Seit 1912 setzte sich der «Vorlagen-Stil» durch. In der Luft ruderte der Springer mit den Armen vor dem Körper. Däscher sprang 1950 als Erster an einem internationalen Wettkampf mit nach hinten angelegten Armen. Dieser «Fisch-Stil» war aber vom internationalen Verband nicht zugelassen, es gab Abzüge bei der Haltungsnote. Erst ab 1953 etablierte sich diese Sprunghaltung zunehmend, denn es wurden gute Resultate erreicht. Bis in die 1960er-Jahre wurde aber von einigen Springern immer noch die Variante mit den ausgestreckten Armen bevorzugt. Aus dem Stil mit den nach hinten gerichteten Armen entstanden in den späteren Jahren die heute praktizierten Sprunghaltungen.

Überreste der alten Bolgenschanze von 1908, aufgenommen im September 1988.
Überreste der alten Bolgenschanze von 1908, aufgenommen im September 1988.
zVg/DBD, W. Oswald

Was übrig blieb

Bis in die 1950er-Jahre wurde mehrfach vergeblich versucht, mit St. Moritz und Arosa eine gemeinsame Tournee zu veranstalten. Als 1964 die Erneuerung der Schanze anstand, konnte der Ski Club aus Kostengründen nicht mehr mit­machen. Auch der Kurverein konnte und wollte für den Betrieb und den Unterhalt der Anlage nicht aufkommen. Der Schanzenbau wurde immer teurer, nur mit grossen Anlauftürmen und viel Aufsprungfläche war man noch konkurrenzfähig. Da aber das Skispringen kein Breitensport war, wollte man nicht mehr investieren. So war nun das Ende der Schanze gekommen, und das Areal wurde dem alpinen Skisport überlassen. Die Skischulen erhielten mehr Platz. Auch die neuen Sportarten waren froh, denn der Schanzenauslauf eignete sich gut für die Erstellung einer Halfpipe. Darum ­waren bald «Skisprünge» der modernen Art an der International Snowboarding Federation (ISF) Snowboard WM 1995 zu bewundern. Die Sprünge am Bolgen sind heute anders, aber sie blieben.

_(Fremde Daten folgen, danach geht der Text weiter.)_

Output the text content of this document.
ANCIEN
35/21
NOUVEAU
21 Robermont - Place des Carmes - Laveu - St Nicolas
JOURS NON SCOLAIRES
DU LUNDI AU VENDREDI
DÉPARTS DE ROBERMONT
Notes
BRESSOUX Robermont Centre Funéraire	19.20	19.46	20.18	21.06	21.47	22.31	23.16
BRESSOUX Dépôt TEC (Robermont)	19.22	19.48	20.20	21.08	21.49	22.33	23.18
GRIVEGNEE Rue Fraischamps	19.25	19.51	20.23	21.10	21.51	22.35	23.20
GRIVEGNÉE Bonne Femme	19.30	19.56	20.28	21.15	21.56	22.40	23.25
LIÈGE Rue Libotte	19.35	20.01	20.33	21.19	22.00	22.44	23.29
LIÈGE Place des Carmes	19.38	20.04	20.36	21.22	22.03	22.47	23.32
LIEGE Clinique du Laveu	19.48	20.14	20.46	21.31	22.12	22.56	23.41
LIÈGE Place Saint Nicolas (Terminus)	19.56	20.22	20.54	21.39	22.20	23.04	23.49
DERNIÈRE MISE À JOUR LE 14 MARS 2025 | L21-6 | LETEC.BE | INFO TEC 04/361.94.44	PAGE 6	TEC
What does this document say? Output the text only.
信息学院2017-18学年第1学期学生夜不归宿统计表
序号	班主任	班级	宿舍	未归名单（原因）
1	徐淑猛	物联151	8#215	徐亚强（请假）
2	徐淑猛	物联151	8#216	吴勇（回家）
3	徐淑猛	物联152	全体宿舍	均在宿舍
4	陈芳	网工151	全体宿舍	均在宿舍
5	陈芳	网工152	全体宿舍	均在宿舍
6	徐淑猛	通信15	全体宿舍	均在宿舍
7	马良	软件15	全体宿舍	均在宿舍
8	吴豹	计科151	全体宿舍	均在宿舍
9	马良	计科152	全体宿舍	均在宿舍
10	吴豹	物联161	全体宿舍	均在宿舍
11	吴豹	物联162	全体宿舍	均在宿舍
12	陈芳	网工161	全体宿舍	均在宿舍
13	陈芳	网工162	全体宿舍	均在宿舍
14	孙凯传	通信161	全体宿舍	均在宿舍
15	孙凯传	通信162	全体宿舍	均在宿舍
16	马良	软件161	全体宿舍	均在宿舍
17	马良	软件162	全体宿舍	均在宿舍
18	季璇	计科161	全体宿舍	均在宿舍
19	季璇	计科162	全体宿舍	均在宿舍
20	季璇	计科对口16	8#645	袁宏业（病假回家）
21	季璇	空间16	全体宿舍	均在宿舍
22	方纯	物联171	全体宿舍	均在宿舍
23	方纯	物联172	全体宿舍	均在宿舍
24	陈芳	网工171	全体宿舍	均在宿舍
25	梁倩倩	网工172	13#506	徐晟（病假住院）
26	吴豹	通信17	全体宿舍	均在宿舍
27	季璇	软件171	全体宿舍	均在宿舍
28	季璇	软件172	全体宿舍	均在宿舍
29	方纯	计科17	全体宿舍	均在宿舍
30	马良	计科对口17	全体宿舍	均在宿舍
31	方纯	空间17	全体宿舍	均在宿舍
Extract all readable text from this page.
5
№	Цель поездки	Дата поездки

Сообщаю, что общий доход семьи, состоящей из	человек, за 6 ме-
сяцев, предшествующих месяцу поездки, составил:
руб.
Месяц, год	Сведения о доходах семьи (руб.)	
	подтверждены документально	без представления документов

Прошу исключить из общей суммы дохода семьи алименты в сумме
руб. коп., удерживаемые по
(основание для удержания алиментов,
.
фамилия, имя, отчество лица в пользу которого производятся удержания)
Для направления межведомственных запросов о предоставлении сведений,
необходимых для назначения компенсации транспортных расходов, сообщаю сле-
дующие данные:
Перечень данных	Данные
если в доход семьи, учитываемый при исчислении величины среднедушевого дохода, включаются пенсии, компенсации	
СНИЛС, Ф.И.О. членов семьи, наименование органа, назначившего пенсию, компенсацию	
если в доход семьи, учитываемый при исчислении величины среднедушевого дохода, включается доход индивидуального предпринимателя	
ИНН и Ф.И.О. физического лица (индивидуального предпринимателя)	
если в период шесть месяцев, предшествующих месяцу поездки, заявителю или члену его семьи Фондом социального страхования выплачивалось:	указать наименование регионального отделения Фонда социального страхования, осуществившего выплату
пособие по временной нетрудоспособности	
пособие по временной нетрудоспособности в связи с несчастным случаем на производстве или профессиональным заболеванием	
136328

Rico De Boni stellt der DZ diesen Text freundlicherweise zur Verfügung.

Quellen: Jahrbücher des Schweiz. Skiverbandes 1909/1932; Karl Erb: 100 Jahre Ski Club Davos/2003

Die Halfpipe am Bolgen, aufgenommen bei der ISF-Snowboard-WM 1995.
Die Halfpipe am Bolgen, aufgenommen bei der ISF-Snowboard-WM 1995.
zVg/DBD, W. Oswald

K-Punkt

Der K-Punkt war ursprünglich der «kritische Punkt» einer Schanze. Die K-Punkt-Weite galt als maximale Sprungweite, bei der noch eine sichere und schöne Landung möglich war. Auf der Jagd nach Siegen und neuen ­Rekorden sprangen die Athleten immer häufiger und immer weiter über den K-Punkt hinaus. Der K-Punkt verlor dadurch seinen Charakter als kritischer Punkt und wurde nun «Konstruktionspunkt» genannt. Dieser wird als Ausgangspunkt für die Berechnung der Weitenpunkte in der Sprungwertung herangezogen. Die beiden Davoser Schanzen mit K 53 und K 74 ge­hörten zu den mittleren Schanzen. Seit der Saison 2004/2005 dient als Schanzenmass die «Hillsize» (HS). Das ist die Distanz zwischen Schanzentisch und dem Ende des Landungs­bereiches.